Quigley was not a conspiracy theorist, but a professor and historian who taught
a popular Georgetown course called Western Civilization, for
which he used his own Tragedy and Hope as a textbook. I still have the copy I bought at the campus bookstore, which
Quigley signed for me. I wasn’t a student at Georgetown: I attended American
University a few miles away. But I think Quigley saw in me a yearning to learn,
and this was irresistible to an educator. So over the next seven months I was a
regular visitor to Quigley’s office. He directed me in my research and, as I
mentioned earlier in this interview, I wrote a term paper on Bilderberg.
Quigley did not like conspiracy theorists. He felt they were
motivated by politics, not history, and that they misconstrued things,
including his book, for their own purposes. He felt that the attention
conspiracy theorists gave to some twenty pages of his 1,300-plus page book
somehow blackened his name in professorial circles; he was so sensitive about
this he made me put the books he gave me into brown paper bags before I left
his office. Quigley told me that I should go into journalism or intelligence. I
ended up doing both, which are pretty much the same anyway: the business of
information acquisition.
I had the honor of attending Quigley’s last Western
Civilization class, in April 1976, before
he retired. He was an electrifying teacher. He loved history, and he was able
to convey that passion. I once asked Quigley the meaning of his title Tragedy
and Hope. He told me that Western
civilization was tragic, and that when he’d written his textbook in the early
1960s he still had hope for its future; however by the time we met, ten years
later, he’d lost all hope, he told me, so his title had become a fallacy.

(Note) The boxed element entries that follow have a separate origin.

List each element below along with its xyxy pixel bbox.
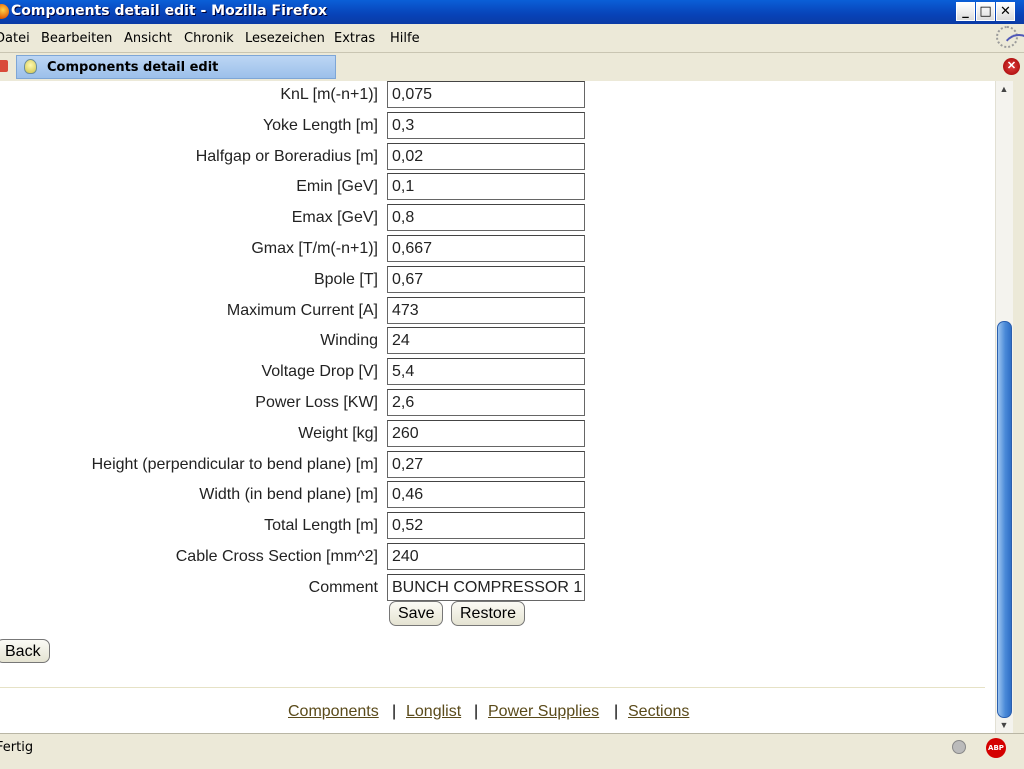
form-row: Height (perpendicular to bend plane) [m]…	[0, 450, 600, 478]
page-content: KnL [m(-n+1)] 0,075 Yoke Length [m] 0,3 …	[0, 81, 995, 733]
field-label: Weight [kg]	[298, 424, 378, 442]
field-input[interactable]: 0,27	[387, 450, 585, 478]
window-edge	[1013, 81, 1024, 733]
form-row: Cable Cross Section [mm^2] 240	[0, 543, 600, 570]
firefox-icon	[0, 4, 9, 19]
form-row: Yoke Length [m] 0,3	[0, 111, 600, 139]
field-label: Bpole [T]	[313, 270, 378, 288]
field-label: Cable Cross Section [mm^2]	[175, 548, 378, 565]
field-input[interactable]: 0,8	[387, 204, 585, 232]
form-row: Emin [GeV] 0,1	[0, 173, 600, 201]
maximize-button[interactable]: □	[976, 2, 995, 21]
field-input[interactable]: 240	[387, 543, 585, 570]
form-row: Voltage Drop [V] 5,4	[0, 358, 600, 386]
form-row: Bpole [T] 0,67	[0, 265, 600, 293]
security-icon	[952, 740, 966, 754]
form-row: Winding 24	[0, 327, 600, 355]
close-window-button[interactable]: ✕	[996, 2, 1015, 21]
menu-ansicht[interactable]: Ansicht	[124, 31, 172, 46]
back-button[interactable]: Back	[0, 639, 50, 663]
restore-button[interactable]: Restore	[451, 601, 526, 626]
field-input[interactable]: 2,6	[387, 389, 585, 416]
field-input[interactable]: 0,46	[387, 481, 585, 509]
menu-bar: Datei Bearbeiten Ansicht Chronik Lesezei…	[0, 24, 1024, 53]
field-label: Winding	[320, 332, 378, 350]
menu-datei[interactable]: Datei	[0, 31, 30, 46]
field-label: Emax [GeV]	[291, 209, 378, 227]
field-label: Gmax [T/m(-n+1)]	[251, 240, 378, 257]
field-input[interactable]: 0,3	[387, 111, 585, 139]
footer-separator: |	[392, 703, 397, 720]
field-label: KnL [m(-n+1)]	[280, 86, 378, 103]
field-label: Emin [GeV]	[296, 178, 378, 196]
comment-input[interactable]: BUNCH COMPRESSOR 1	[387, 573, 585, 601]
footer-separator: |	[474, 703, 479, 720]
form-row: Weight [kg] 260	[0, 419, 600, 447]
field-label: Total Length [m]	[264, 517, 378, 535]
form-row: Comment BUNCH COMPRESSOR 1	[0, 573, 600, 601]
form-row: Emax [GeV] 0,8	[0, 204, 600, 232]
field-label: Width (in bend plane) [m]	[199, 486, 378, 504]
form-row: Gmax [T/m(-n+1)] 0,667	[0, 235, 600, 262]
save-button[interactable]: Save	[389, 601, 444, 626]
scrollbar-thumb[interactable]	[997, 321, 1012, 718]
form-row: KnL [m(-n+1)] 0,075	[0, 81, 600, 108]
form-row: Power Loss [KW] 2,6	[0, 389, 600, 416]
field-input[interactable]: 0,075	[387, 81, 585, 108]
form-row: Maximum Current [A] 473	[0, 296, 600, 324]
field-label: Maximum Current [A]	[226, 301, 378, 319]
field-input[interactable]: 5,4	[387, 358, 585, 386]
menu-hilfe[interactable]: Hilfe	[390, 31, 420, 46]
field-label: Height (perpendicular to bend plane) [m]	[91, 455, 378, 473]
menu-extras[interactable]: Extras	[334, 31, 375, 46]
field-input[interactable]: 0,02	[387, 142, 585, 170]
field-label: Yoke Length [m]	[262, 116, 378, 134]
lightbulb-icon	[24, 59, 37, 74]
field-input[interactable]: 0,52	[387, 512, 585, 540]
form-row: Total Length [m] 0,52	[0, 512, 600, 540]
menu-lesezeichen[interactable]: Lesezeichen	[245, 31, 325, 46]
footer-link-sections[interactable]: Sections	[628, 703, 689, 721]
status-text: Fertig	[0, 740, 34, 755]
footer-link-components[interactable]: Components	[288, 703, 379, 721]
status-bar: Fertig ABP	[0, 733, 1024, 769]
menu-chronik[interactable]: Chronik	[184, 31, 234, 46]
vertical-scrollbar[interactable]: ▲ ▼	[995, 81, 1013, 733]
footer-divider	[0, 687, 985, 688]
window-title: Components detail edit - Mozilla Firefox	[11, 3, 328, 19]
close-tab-icon[interactable]: ✕	[1003, 58, 1020, 75]
form-row: Halfgap or Boreradius [m] 0,02	[0, 142, 600, 170]
field-input[interactable]: 473	[387, 296, 585, 324]
field-label: Halfgap or Boreradius [m]	[195, 147, 378, 165]
tab-bar: Components detail edit ✕	[0, 53, 1024, 82]
footer-separator: |	[614, 703, 619, 720]
field-input[interactable]: 24	[387, 327, 585, 355]
scroll-down-icon[interactable]: ▼	[998, 719, 1010, 731]
scroll-up-icon[interactable]: ▲	[998, 83, 1010, 95]
field-input[interactable]: 0,1	[387, 173, 585, 201]
field-label: Comment	[308, 578, 378, 596]
field-input[interactable]: 260	[387, 419, 585, 447]
field-input[interactable]: 0,667	[387, 235, 585, 262]
minimize-button[interactable]: _	[956, 2, 975, 21]
new-tab-icon[interactable]	[0, 60, 8, 72]
field-label: Power Loss [KW]	[255, 394, 378, 411]
field-label: Voltage Drop [V]	[261, 363, 378, 381]
footer-link-longlist[interactable]: Longlist	[406, 703, 461, 721]
form-row: Width (in bend plane) [m] 0,46	[0, 481, 600, 509]
tab-label: Components detail edit	[47, 60, 219, 75]
field-input[interactable]: 0,67	[387, 265, 585, 293]
window-title-bar: Components detail edit - Mozilla Firefox…	[0, 0, 1024, 24]
menu-bearbeiten[interactable]: Bearbeiten	[41, 31, 112, 46]
adblock-icon[interactable]: ABP	[986, 738, 1006, 758]
tab-components-detail-edit[interactable]: Components detail edit	[16, 55, 336, 79]
footer-link-power-supplies[interactable]: Power Supplies	[488, 703, 599, 721]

Sadly, less than one year after retiring, Quigley suffered a heart attack and
died.
Joan d'Arc: You have
been described as, or perhaps have described yourself as, a "barfly."
We met once in person when I was living in Washington, as your memory has it
specifically, "on Saturday, January 8th, 2000 at 6:30 p.m. in the Daily
Grill." I'm not trained to remember such details. Was that in your brain
or in your date book?
Robert Eringer: I
don’t like offices, especially the ones you find all over Washington DC with
white tube lighting - mercury vapor - that sucks creativity from your soul
and dulls you into a butt-kiss. That’s why nothing ever gets done in Washington
- they’re all addicted to mercury vapor meetings. I prefer to do business in
bars, preferably over a martini, Beefeater, up, olives and/or a good bottle
pinot noir. My business is loosening the tongues of others, and since
lubrication helps, a good bar is my playground.
Joan d'Arc: The
opening line of Spookaroonie is set at the Daily Grill on
Wisconsin Avenue in Georgetown. Is this the place? I do recall my
then-boyfriend and I ordered expensive drinks on your tab, including a whole
bottle of that fancy French Perriere water, which was his idea, not mine. At
the time I was naïve about your intelligence status. Do you also remember what
we talked about? Did you have a mini-camera in your tie pin? Did you slip
anything into my drink? Did I blab?
Robert Eringer: I
don’t like gadgets, and that includes mini-cameras. I never need to slip
anything into anyone’s drink. People like to talk. I listen. Yeah, you blabbed,
they all do, but I’ll go to my grave with your secrets.